Highlights & Insights

  • The "multi-expert + CoT synthesis" annotation pipeline is a highly transferable design pattern: in any domain, using a set of small, specialized models to extract structured attributes before LLM synthesis is more reliable than letting LLMs describe from raw modality; this approach is also applicable to video, medical imaging, and other evaluation constructions.
  • DATE's "single-sample similarity × cross-sample discriminability" is a general new paradigm for evaluating open-ended generation—turning "is this good" from an absolute score into "is this more matching than others," naturally suppressing generic template answers.
  • The explicit design in the 6-subclass captions requiring models to state "absence" when a domain is not present (e.g., speech caption for pure music should answer "no one is speaking") is a clever detail, directly encoding the cost of hallucination into the reference annotation.

Limitations & Future Work

  • Data source is still single ACAV100M; although the source is changed, ecological diversity remains limited.
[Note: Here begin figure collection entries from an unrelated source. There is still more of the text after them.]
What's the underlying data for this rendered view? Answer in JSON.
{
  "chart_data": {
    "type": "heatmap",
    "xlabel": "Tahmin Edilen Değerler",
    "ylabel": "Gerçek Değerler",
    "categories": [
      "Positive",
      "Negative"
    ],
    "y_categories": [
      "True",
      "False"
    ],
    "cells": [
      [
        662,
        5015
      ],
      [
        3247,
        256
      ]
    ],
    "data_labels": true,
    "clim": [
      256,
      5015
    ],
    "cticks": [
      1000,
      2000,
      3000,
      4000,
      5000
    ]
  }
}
Multi-source mixed datasets (YouTube/Podcast/Movie) would be more robust.
  • Audio clips are limited to under 10s, unable to evaluate understanding of real long-form audio (podcasts, lectures).
  • DATE relies on Sentence-BERT embeddings for semantic similarity; for Chinese/low-resource languages and specialized terminology, embedding replacement may be needed.
  • Evaluation involves potential conflicts of interest (some authors from Xiaomi, with MiMo-Audio included in evaluation); external independent replication is important.
  • vs AudioCaps / Clotho: Event-level coarse vs multi-perspective fine-grained; reference captions expanded from 1 to 18 per clip, greatly increasing lexical richness.
  • vs LPMusicCaps / AutoACD (LLM auto-annotation): LLMs writing captions from coarse metadata still produce generic descriptions; MECAT uses expert pipelines to feed structured evidence, enabling CoT to write real details.
  • vs MMAU (multiple-choice QA): MMAU is closed multiple-choice; this work uses open-ended generation + DATE evaluation, measuring "generation ability" rather than "guessing ability."
  • vs FENSE: FENSE is an embedding similarity metric for audio captions, but experiments show it lacks discriminability for generic vs detailed outputs; DATE compensates with a cross-sample discrimination term.

Rating

  • Novelty: ⭐⭐⭐⭐ Both the multi-expert pipeline and DATE metric are first systematically combined solutions for open-ended audio evaluation.
  • Experimental Thoroughness: ⭐⭐⭐⭐ Evaluates over ten SOTA LALMs, conducts weight sensitivity analysis, provides CDF discriminability visualization, but model selection is mostly "general LALMs," with narrow-domain models (music or medical audio) not covered.
  • Writing Quality: ⭐⭐⭐⭐ Task definition is clear, formulas and flowcharts (Fig 1) are easy to understand; DATE's design motivation is convincingly explained.
  • Value: ⭐⭐⭐⭐⭐ Provides a new "data + metric" dual standard for open-ended audio understanding evaluation; the DATE concept can be directly transferred to other multimodal open-generation evaluations.